Acho que, aos poucos, a população está começando a se dar conta de que não podemos continuar poluindo e poluindo nossos rios, e ao mesmo tempo esperar que esses mesmos rios nos forneçam água limpa! Tem mais pessoas-cidadãos que lutam pela preservação, e ao mesmo tempo, infelizmente, mais políticos que votam e agem contra a preservação, às vezes mesmo contra a lei. Se você mostrar aos jovens a importância do meio ambiente na sua qualidade de vida agora e para o futuro, eles entendem e percebem a lógica. Apenas os adultos, que deveriam entender melhor e querer proteger os filhos, promovem a destruição (seja dos biomas ou das águas) porque apenas querem medir os ganhos momentâneos.  
 
Com a experiência de quem sobrevoa os rios do Brasil há anos, qual você apontaria como o principal problema enfrentado por nossos cursos d’água? 
Atualmente, acho que os principais problemas dos rios são os efluentes jogados sem tratamento.
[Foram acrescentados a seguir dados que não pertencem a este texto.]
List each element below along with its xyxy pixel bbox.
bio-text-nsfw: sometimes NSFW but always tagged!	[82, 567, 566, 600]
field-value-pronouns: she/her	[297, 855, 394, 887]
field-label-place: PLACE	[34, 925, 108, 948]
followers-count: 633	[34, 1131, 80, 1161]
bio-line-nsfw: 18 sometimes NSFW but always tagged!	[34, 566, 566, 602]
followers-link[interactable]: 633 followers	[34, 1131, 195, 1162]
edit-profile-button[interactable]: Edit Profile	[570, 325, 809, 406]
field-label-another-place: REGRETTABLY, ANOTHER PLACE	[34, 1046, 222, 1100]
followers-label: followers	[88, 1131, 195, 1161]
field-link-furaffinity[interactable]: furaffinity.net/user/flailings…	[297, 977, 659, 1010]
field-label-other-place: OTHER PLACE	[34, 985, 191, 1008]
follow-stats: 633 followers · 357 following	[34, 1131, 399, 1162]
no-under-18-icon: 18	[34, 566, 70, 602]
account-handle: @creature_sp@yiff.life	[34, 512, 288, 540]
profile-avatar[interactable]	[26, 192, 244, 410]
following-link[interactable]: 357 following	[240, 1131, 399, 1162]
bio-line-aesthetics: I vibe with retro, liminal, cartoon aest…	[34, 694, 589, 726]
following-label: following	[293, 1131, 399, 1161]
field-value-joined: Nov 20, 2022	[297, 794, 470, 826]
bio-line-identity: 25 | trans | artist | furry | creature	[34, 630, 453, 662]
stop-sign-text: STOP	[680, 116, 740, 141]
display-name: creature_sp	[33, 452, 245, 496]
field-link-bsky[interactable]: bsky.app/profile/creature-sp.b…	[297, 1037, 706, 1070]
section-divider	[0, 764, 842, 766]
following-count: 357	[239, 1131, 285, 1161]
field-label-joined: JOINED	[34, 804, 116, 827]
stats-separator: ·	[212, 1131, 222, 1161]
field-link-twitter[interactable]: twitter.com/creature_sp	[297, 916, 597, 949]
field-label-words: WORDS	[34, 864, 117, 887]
Tanto industriais como domésticos. Uma pesquisa do IBGE divulgada recentemente, com dados de 2008, mostra que mais da metade dos domicílios não têm coleta de esgoto.... Agora, as pessoas esquecem que coleta e tratamento de esgoto são duas coisas distintas. Pelo mesmo estudo, nem um terço (28%) das cidades tratam “adequadamente” seu esgoto.
 
E o principal problema do Pantanal? 
Para mim, o principal problema do Pantanal é vê-lo transformado em pasto. Grandes empresas e indivíduos ricos de São Paulo (mas também de outros lugares) compram as terras e entram logo com motosserra e carvoeiros. Pior, é gente “instruída”, que sabe muito bem o que faz e está nem aí. Parece que essa gente não lê jornal. Porque destruir um paraíso? É necessário? O Brasil vai quebrar se não destruir o Pantanal? Claro que não!  Mas a longo prazo, estão destruindo mais do que algumas árvores e bichos: o Pantanal, como a floresta amazônica, também libera vastos volumes de umidade no ar, umidade evaporada de suas extensas águas ou solo encharcado. Funciona como uma bomba hidráulica lenta. A remoção da vegetação para abrir pastos - ou pior, plantar cana! - pode eventualmente ter um impacto sobre o regime de chuvas em outras regiões como São Paulo, Paraná, e etc.